Feu le président Mazèdes, de spirituelle mémoire, était par excellence ce magistrat bénévole et évangélique qu’on nomme : un bon juge.

Au long cours de sa carrière judiciaire, il s’était adonné à l’étude sociale de la condition vraiment déplorable de ces pauvres filles que le siècle dernier appelait madelonnettes, du nom de leur patronne chrétienne Magdalena, ou Madeleine, courtisane avérée pourtant, mais patronne de la plus parisienne de nos églises, j’allais dire la plus boulevardière.

Ceux qui ont lu, et on les lit encore, les excellents ouvrages du président Mazèdes sur les tristes filles dites de joie, savent la pitié singulière que leur sort, sans législation, inspirait au vieux juriste.
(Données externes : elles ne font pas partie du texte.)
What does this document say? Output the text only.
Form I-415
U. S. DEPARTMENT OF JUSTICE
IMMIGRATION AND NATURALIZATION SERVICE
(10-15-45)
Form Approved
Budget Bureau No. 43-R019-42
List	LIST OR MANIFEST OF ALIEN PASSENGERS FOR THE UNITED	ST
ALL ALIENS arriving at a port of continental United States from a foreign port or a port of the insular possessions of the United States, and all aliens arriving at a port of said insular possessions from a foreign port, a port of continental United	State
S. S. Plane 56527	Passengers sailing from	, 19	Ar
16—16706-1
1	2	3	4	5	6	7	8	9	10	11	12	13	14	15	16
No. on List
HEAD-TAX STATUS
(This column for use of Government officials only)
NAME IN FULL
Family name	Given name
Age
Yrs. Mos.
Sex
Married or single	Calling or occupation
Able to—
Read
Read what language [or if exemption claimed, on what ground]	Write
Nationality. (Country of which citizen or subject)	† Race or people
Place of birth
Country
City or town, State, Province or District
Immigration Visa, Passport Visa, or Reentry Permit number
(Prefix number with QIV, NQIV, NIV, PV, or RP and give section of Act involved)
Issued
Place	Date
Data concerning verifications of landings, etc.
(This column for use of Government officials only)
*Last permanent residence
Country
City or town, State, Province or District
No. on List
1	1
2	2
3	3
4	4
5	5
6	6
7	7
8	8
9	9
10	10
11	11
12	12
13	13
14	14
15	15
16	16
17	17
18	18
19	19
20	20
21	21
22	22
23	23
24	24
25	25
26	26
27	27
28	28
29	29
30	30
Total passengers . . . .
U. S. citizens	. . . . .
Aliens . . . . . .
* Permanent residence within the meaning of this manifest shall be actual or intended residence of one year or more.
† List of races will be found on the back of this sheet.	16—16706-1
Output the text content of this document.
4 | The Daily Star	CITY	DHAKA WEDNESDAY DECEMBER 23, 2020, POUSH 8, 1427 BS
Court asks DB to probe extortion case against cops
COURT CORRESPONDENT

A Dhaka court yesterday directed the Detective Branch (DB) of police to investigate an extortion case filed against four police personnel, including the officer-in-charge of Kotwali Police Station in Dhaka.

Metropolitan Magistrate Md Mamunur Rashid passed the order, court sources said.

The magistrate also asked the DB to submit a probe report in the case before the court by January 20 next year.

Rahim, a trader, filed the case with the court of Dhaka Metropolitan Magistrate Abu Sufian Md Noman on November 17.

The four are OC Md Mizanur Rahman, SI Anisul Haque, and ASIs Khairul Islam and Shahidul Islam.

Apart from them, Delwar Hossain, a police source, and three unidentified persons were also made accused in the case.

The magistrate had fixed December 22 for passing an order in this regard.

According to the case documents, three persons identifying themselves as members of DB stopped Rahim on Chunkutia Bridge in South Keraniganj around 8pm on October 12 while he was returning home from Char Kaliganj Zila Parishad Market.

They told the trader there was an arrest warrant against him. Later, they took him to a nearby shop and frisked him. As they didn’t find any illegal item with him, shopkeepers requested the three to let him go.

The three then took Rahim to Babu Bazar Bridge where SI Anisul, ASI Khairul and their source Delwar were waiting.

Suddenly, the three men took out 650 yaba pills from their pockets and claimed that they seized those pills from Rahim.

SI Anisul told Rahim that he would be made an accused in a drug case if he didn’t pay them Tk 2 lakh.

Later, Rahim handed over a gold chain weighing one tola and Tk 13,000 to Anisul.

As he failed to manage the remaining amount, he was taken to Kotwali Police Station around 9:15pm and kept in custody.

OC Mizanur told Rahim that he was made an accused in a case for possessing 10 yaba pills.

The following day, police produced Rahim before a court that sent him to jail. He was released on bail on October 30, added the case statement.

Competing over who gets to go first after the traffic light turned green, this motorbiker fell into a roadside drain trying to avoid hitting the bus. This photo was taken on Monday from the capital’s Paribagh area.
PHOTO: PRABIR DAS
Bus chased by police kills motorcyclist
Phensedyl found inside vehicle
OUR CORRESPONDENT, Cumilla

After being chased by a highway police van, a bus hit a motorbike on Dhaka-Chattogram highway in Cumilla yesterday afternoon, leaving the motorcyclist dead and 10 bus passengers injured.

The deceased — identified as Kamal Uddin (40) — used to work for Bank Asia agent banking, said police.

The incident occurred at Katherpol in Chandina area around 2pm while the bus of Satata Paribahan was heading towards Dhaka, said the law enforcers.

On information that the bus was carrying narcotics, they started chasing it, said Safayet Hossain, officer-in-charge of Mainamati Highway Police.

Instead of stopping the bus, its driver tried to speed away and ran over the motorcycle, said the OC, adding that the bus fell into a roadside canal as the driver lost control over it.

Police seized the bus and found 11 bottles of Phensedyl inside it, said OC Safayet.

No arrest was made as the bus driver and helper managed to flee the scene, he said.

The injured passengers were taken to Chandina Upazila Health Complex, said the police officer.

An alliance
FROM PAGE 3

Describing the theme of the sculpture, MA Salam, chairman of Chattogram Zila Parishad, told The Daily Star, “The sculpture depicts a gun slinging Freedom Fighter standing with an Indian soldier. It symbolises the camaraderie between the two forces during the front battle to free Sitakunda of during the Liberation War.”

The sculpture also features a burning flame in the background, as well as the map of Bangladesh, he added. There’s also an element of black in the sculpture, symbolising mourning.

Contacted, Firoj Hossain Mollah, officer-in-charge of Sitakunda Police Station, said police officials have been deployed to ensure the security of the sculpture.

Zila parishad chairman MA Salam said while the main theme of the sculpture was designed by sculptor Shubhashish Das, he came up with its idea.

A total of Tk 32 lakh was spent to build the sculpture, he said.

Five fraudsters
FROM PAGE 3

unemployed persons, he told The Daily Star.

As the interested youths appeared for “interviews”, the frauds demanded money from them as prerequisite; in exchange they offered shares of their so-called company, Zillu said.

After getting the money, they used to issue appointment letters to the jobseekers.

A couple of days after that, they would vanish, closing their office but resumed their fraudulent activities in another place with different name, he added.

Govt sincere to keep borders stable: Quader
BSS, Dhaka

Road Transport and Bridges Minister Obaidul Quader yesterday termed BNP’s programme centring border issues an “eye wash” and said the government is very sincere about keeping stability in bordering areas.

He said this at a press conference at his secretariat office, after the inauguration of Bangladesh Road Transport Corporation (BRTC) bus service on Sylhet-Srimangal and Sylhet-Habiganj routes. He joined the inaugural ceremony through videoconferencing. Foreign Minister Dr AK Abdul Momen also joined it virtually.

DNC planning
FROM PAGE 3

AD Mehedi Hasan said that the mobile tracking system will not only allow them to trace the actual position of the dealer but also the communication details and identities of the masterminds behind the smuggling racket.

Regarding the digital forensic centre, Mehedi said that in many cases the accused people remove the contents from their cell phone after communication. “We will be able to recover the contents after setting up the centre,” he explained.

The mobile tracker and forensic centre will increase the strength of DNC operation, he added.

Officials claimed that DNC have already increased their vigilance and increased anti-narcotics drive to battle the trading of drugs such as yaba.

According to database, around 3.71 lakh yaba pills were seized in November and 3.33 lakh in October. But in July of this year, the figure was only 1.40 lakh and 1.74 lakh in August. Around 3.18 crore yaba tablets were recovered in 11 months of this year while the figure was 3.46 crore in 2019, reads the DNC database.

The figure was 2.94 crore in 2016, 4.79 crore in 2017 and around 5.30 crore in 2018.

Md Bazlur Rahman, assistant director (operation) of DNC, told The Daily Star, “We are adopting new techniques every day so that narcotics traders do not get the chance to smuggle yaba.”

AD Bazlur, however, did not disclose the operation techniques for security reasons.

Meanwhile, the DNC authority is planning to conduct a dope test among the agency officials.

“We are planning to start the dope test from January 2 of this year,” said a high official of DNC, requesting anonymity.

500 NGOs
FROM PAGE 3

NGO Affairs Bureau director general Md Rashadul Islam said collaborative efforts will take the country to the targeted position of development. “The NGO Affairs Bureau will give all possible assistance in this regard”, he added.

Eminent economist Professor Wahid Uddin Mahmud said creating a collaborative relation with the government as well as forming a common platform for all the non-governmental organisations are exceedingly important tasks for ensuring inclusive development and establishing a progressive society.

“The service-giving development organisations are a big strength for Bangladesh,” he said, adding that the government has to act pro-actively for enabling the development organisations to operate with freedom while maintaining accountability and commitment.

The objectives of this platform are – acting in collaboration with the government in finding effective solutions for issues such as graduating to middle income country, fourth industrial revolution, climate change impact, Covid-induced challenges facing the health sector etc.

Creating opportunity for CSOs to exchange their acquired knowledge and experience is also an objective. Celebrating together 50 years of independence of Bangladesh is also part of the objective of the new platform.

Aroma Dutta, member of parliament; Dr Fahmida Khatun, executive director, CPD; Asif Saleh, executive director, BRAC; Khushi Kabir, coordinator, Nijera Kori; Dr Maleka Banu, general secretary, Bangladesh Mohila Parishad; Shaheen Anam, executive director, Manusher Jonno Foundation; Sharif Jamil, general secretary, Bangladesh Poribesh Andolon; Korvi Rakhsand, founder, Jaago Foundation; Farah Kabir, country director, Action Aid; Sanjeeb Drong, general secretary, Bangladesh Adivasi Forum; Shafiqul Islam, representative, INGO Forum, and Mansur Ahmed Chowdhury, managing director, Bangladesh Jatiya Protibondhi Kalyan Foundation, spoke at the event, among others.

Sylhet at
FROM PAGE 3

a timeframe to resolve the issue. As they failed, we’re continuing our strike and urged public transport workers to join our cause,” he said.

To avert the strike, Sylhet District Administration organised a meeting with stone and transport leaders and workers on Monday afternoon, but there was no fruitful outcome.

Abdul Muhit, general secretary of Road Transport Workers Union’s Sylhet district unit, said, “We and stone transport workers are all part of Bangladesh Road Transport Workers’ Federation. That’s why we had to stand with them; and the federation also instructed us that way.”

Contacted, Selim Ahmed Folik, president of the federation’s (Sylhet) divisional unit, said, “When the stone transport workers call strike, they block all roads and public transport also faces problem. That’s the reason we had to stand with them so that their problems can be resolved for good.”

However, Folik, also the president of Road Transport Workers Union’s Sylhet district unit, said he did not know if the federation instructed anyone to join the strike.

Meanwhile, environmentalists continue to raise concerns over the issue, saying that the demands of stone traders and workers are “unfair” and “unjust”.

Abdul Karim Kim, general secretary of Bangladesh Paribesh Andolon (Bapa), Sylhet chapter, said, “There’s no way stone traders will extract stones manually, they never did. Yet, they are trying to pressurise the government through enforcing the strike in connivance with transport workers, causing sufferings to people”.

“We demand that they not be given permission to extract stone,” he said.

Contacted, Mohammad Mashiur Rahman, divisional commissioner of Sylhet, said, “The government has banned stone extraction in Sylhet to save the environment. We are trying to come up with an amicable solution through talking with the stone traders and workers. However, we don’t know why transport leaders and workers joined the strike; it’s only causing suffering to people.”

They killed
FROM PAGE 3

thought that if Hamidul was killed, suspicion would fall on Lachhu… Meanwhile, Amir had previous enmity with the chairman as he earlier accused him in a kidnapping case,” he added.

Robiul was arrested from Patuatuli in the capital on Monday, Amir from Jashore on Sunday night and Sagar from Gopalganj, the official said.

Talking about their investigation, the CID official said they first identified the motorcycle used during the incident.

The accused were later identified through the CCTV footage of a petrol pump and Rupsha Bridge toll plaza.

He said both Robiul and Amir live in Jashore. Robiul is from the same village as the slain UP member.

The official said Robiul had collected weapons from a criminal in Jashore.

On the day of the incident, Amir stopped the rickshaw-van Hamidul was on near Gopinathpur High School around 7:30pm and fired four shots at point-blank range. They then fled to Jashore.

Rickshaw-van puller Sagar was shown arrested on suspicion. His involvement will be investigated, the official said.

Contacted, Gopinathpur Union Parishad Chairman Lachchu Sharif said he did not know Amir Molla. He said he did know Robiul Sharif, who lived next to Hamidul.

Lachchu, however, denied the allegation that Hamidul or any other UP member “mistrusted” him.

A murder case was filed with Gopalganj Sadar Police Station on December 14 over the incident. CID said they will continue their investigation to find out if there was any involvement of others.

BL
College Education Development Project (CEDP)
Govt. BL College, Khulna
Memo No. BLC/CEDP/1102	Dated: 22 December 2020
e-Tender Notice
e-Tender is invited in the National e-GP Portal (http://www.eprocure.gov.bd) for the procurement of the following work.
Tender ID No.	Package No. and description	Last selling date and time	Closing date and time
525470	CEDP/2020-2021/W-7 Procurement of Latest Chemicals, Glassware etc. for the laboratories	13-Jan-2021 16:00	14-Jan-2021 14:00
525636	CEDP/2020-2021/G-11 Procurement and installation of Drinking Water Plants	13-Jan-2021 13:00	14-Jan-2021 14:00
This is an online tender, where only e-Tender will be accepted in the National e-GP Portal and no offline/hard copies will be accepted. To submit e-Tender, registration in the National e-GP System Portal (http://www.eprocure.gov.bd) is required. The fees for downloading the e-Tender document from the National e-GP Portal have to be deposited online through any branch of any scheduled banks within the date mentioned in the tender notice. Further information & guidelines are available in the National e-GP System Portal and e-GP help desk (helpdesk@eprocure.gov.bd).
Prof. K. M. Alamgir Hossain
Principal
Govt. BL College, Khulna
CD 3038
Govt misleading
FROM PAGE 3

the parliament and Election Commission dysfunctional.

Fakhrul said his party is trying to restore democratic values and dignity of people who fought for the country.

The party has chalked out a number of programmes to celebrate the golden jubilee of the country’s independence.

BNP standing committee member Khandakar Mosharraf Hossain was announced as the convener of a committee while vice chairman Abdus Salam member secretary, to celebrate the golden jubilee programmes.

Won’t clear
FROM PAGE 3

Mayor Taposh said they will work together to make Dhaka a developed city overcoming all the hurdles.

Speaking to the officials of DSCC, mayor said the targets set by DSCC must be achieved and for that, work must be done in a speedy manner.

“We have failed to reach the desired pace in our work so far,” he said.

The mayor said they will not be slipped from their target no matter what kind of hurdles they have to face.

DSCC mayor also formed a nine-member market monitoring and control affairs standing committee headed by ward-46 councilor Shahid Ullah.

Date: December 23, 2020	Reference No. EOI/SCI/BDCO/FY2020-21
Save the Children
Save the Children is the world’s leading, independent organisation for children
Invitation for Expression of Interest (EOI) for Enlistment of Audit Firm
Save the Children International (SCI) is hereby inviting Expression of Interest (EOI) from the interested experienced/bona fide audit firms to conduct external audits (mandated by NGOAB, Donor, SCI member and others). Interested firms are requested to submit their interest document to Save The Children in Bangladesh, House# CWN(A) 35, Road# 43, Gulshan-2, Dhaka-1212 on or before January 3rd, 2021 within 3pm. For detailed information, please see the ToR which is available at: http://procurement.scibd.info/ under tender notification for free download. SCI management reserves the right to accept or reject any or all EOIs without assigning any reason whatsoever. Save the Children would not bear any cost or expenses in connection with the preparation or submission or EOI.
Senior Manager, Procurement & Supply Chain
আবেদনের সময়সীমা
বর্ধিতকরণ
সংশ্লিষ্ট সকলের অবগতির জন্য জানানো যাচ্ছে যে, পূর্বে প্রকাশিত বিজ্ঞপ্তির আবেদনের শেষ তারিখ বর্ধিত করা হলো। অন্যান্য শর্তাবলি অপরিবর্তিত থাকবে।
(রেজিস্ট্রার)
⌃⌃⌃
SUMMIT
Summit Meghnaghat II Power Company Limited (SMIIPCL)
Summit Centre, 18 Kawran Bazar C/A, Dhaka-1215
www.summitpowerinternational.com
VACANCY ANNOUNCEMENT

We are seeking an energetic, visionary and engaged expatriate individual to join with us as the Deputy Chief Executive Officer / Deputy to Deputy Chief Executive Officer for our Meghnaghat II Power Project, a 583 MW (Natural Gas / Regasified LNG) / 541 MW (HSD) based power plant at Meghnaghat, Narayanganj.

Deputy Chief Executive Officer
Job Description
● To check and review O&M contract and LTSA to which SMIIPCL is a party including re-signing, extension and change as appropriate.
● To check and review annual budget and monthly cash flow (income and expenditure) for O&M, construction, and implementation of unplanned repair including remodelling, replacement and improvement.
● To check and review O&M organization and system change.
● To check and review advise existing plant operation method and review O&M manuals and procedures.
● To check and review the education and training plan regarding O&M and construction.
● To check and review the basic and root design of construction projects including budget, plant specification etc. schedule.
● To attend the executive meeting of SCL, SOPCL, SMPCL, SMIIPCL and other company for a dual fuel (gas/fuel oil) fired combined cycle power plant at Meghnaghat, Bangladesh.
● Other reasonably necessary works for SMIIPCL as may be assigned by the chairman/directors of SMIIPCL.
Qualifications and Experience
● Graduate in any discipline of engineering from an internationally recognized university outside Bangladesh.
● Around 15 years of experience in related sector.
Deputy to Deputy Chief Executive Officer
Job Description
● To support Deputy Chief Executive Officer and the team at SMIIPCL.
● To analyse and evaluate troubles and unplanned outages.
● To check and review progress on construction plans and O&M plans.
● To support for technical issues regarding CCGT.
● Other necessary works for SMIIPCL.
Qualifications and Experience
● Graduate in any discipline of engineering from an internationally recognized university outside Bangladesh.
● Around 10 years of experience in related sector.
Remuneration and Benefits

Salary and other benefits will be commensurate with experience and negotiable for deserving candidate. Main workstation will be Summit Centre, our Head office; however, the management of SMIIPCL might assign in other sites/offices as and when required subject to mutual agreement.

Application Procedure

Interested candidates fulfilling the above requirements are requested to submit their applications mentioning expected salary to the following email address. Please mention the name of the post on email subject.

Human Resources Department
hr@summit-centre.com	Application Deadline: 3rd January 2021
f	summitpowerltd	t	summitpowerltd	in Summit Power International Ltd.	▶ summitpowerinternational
On ne les juge même pas, me disait-il, on les pousse en tas, comme des bêtes, sans les entendre, et les Cafres sont moins rudes pour les captives qu’ils enlèvent que nos policiers pour ces chrétiennes. Il y en a pourtant d’honnêtes dans ce troupeau de douleur, mais oui, de très honnêtes même, monsieur le tortoniste, et si je vous racontais…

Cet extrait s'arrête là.